Due to limited capacity and resources, not all study requests with available or planned samples can be analyzed by the Consortium. Requests for the following types of studies will be considered:

• Phase IIB/III efficacy studies, human challenge studies, and studies with primary clinical endpoints from which correlates of vaccine-induced protection from infection or disease could be derived

• Natural history (human) studies from which correlates of risk for disease or infection (or ‘natural/innate’ protection, if populations can be found) could be derived

• Treatment monitoring studies from which correlates of treatment success or failure could be derived

• Preclinical studies critical for informing future efficacy study design or from which candidate correlates of protection or risk can be derived

• Early phase clinical studies in endemic populations that can inform later-stage trial design, via a kinetic analysis, and/or from which correlates of immunogenicity and reactogenicity can be derived

Other Criteria

• Other minimal criteria include adequate study power and design, appropriate and sufficient samples, adequate sample quality, and appropriate analysis request.

• Study requests should contribute to the existing BMGF strategies and be confirmed as a priority for a PST/Function

• Studies meeting the above criteria with the sample availability and study design to utilize both Systems Immunology and Systems Biology platforms are of particular interest, and should be mentioned explicitly in your request.

Approved study requests become “Candidate Studies.” All Candidate Studies will then be prioritized with the help of a Systems Biology/Systems Immunology Scientific Advisory Board, which will convene regularly, with the BMGF and the Consortium, to consider Candidate Studies. If a Candidate Study is approved for analysis by the SAB, Consortium and BMGF, the study stakeholders will collaborate with the Consortium to draft an analytical plan, which will include the objectives of the study, samples sets to be analyzed, reagents to be developed, assays and computational approaches to be employed, and data storage and dissemination. Once an analytical plan is approved by the Advisory Board, the analyses, funded by BMGF, would begin.
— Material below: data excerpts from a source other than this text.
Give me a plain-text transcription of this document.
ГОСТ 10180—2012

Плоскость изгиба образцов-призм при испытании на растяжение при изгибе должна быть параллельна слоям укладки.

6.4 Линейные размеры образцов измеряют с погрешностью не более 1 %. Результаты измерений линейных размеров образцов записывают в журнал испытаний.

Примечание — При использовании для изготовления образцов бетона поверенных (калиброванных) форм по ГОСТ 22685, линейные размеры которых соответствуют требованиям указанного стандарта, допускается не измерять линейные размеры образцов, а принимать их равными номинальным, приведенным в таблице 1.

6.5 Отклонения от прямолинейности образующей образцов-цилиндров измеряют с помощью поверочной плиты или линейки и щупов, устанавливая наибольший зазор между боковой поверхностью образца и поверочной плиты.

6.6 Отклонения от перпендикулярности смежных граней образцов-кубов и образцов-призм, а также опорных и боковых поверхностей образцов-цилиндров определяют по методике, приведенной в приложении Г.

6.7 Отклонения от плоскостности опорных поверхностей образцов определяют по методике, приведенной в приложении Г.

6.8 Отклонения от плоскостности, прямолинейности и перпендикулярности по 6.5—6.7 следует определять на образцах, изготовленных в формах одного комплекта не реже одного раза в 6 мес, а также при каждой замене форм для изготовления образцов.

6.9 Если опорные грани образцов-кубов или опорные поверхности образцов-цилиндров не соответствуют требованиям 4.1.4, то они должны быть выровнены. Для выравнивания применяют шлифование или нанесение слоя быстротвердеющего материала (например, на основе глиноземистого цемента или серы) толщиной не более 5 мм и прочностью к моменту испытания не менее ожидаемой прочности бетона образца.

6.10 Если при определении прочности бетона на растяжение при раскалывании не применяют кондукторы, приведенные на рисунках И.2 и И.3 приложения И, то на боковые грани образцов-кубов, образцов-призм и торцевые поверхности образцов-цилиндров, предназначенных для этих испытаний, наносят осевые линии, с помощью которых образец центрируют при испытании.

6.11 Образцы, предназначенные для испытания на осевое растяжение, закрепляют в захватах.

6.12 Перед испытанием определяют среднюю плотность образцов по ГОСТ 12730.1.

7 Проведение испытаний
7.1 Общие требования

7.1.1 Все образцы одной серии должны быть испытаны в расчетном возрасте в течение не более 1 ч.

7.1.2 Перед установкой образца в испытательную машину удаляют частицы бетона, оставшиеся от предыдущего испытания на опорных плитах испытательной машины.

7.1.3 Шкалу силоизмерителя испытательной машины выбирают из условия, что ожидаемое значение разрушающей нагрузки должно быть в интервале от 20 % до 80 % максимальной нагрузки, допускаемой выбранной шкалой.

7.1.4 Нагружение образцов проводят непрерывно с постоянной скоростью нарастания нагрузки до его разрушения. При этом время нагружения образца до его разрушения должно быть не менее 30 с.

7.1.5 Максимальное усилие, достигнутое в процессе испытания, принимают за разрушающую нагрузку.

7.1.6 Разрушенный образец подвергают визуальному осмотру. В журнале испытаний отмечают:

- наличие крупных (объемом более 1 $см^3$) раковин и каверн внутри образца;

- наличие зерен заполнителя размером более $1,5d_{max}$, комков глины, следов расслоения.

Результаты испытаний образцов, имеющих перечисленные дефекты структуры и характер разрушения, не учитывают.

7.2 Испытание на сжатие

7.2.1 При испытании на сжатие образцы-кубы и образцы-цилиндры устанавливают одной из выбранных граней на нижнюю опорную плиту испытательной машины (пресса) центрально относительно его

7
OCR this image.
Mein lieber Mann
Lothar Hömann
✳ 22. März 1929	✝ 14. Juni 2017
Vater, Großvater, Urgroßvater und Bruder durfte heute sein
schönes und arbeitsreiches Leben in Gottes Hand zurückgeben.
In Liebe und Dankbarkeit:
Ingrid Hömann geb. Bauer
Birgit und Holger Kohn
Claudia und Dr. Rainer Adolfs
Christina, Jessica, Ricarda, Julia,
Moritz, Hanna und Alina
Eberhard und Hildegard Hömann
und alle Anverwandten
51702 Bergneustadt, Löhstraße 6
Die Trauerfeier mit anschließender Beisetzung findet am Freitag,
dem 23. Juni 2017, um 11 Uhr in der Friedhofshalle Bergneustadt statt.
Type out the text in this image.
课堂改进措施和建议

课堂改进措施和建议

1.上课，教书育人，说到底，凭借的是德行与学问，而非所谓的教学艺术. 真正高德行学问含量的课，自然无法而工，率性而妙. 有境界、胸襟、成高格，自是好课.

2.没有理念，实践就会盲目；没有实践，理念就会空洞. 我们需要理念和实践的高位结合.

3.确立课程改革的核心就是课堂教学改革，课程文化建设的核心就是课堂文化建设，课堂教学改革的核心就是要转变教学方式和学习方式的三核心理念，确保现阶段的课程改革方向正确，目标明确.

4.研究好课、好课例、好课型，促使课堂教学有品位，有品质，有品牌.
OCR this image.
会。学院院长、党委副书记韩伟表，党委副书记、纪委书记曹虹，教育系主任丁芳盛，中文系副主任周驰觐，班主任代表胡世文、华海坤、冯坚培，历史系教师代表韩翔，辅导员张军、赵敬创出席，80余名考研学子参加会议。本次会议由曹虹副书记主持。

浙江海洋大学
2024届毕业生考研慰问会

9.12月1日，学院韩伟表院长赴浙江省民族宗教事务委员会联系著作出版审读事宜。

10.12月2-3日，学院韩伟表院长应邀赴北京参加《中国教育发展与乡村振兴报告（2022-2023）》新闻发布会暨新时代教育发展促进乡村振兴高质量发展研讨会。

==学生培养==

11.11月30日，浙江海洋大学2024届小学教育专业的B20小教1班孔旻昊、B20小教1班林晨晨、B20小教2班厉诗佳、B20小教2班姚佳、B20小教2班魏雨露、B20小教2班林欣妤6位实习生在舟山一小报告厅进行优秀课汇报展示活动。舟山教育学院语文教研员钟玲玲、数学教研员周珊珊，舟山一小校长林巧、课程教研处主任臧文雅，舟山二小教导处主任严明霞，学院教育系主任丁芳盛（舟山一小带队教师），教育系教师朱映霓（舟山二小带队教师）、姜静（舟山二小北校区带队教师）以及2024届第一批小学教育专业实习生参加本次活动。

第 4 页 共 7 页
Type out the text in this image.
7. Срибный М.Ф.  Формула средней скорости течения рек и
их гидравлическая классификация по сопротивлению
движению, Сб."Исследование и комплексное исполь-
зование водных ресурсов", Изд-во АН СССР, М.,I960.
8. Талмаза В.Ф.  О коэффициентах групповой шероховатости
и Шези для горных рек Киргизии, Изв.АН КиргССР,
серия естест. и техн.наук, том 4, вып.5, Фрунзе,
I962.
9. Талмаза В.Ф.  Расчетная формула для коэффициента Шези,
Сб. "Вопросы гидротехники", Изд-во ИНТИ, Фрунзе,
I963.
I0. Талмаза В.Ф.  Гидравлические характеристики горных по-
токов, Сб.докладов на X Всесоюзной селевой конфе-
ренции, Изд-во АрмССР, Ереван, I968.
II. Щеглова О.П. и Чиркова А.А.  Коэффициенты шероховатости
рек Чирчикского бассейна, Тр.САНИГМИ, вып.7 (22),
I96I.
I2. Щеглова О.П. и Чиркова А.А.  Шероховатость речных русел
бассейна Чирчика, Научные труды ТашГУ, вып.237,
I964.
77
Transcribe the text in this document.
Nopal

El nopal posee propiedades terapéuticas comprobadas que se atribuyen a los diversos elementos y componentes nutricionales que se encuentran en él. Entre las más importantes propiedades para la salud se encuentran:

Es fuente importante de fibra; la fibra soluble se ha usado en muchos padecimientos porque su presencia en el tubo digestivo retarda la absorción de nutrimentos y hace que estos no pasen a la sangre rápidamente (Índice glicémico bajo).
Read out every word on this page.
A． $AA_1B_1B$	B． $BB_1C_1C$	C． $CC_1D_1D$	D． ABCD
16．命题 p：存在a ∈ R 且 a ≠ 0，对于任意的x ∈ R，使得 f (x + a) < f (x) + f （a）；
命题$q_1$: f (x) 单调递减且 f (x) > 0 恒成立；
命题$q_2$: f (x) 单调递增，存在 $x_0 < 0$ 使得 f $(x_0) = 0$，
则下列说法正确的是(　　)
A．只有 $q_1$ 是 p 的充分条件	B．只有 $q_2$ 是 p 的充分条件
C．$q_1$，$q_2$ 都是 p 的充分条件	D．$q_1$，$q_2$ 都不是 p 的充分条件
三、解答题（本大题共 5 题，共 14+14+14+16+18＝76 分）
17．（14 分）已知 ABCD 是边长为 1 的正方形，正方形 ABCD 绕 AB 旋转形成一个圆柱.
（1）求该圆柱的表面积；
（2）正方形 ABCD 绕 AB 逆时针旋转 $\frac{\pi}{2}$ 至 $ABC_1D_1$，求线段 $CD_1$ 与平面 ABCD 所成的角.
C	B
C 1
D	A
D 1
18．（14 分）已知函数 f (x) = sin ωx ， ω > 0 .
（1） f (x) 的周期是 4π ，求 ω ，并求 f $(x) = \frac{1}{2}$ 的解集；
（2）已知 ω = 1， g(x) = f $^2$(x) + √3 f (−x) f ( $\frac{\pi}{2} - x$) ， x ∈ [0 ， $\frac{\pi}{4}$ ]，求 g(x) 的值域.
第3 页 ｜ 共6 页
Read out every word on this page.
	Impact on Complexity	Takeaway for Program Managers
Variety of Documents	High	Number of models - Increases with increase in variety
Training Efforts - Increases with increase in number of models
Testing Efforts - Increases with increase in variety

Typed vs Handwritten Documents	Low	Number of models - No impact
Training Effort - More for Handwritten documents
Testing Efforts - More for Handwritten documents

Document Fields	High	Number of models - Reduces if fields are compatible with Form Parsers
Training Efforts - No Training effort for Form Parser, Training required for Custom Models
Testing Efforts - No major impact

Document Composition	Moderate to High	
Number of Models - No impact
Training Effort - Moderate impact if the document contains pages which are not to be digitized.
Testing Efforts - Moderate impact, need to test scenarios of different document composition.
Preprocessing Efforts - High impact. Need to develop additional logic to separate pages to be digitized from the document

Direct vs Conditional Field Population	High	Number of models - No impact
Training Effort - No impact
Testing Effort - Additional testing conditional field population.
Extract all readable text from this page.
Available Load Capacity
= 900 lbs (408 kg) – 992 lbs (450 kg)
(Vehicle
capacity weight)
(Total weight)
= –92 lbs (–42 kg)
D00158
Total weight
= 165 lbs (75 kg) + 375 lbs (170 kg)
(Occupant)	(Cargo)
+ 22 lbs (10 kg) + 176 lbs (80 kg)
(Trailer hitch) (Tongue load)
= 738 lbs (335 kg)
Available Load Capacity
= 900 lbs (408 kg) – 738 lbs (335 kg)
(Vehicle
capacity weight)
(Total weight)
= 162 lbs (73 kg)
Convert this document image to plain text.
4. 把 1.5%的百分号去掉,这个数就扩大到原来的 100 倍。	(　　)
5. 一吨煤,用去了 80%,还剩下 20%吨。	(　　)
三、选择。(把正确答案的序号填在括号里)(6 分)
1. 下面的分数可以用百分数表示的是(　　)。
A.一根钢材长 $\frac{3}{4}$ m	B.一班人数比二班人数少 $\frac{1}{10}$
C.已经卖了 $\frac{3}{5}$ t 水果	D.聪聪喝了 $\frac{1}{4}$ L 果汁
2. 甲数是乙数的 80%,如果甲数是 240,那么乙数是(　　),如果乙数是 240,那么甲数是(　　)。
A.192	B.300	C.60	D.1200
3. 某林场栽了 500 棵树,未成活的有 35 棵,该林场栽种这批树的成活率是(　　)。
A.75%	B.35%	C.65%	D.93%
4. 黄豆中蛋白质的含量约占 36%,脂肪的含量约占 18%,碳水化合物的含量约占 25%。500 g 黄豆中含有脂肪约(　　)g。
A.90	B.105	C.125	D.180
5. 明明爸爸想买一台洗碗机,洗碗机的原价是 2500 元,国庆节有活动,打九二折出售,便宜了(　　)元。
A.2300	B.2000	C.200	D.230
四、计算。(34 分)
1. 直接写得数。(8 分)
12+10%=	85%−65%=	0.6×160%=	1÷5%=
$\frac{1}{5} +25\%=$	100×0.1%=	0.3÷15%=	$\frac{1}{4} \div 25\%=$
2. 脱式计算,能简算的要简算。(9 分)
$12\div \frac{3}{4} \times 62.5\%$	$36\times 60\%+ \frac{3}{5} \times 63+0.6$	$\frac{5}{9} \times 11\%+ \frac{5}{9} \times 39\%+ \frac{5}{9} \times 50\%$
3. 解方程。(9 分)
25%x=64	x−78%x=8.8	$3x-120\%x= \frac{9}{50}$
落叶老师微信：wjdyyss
Immune monitoring services

Immunoassays

We have standardized immunoassays for human cytokines, which can be used to assay serum, plasma, cell culture supernatants, tissue homogenates, or other fluids. We measure multiple cytokines simultaneously using either Luminex (up to 63 analytes) or MesoScale Discovery (MSD, up to 10 analytes) systems. We also provide assays for other soluble proteins on the MSD platform.

Mass Cytometry

Mass cytometry, or CyTOF (DVS Sciences), is a variation of flow cytometry in which antibodies are labeled with heavy metal ion tags rather than fluorochromes. Readout is by time-of-flight mass spectrometry. This allows for the combination of many more antibody specificities in a single samples, without significant spillover between channels. We have standardized an immunophenotyping CyTOF panel with 30 antibodies; an intracellular cytokine+phenotyping panel with 38 antibodies; and a phospho-specific epitope+phenotyping panel with 30 antibodies. A tetramer-based panel for following specific T cell populations is also available.

Flow Cytometry

Flow cytometry is used to assess immune cell phenotypes and functions. We offer standardized immunophenotyping, phosphoepitope, and intracellular cytokine assays for human blood cells. Our assays have all been optimized for use with cryopreserved PBMC.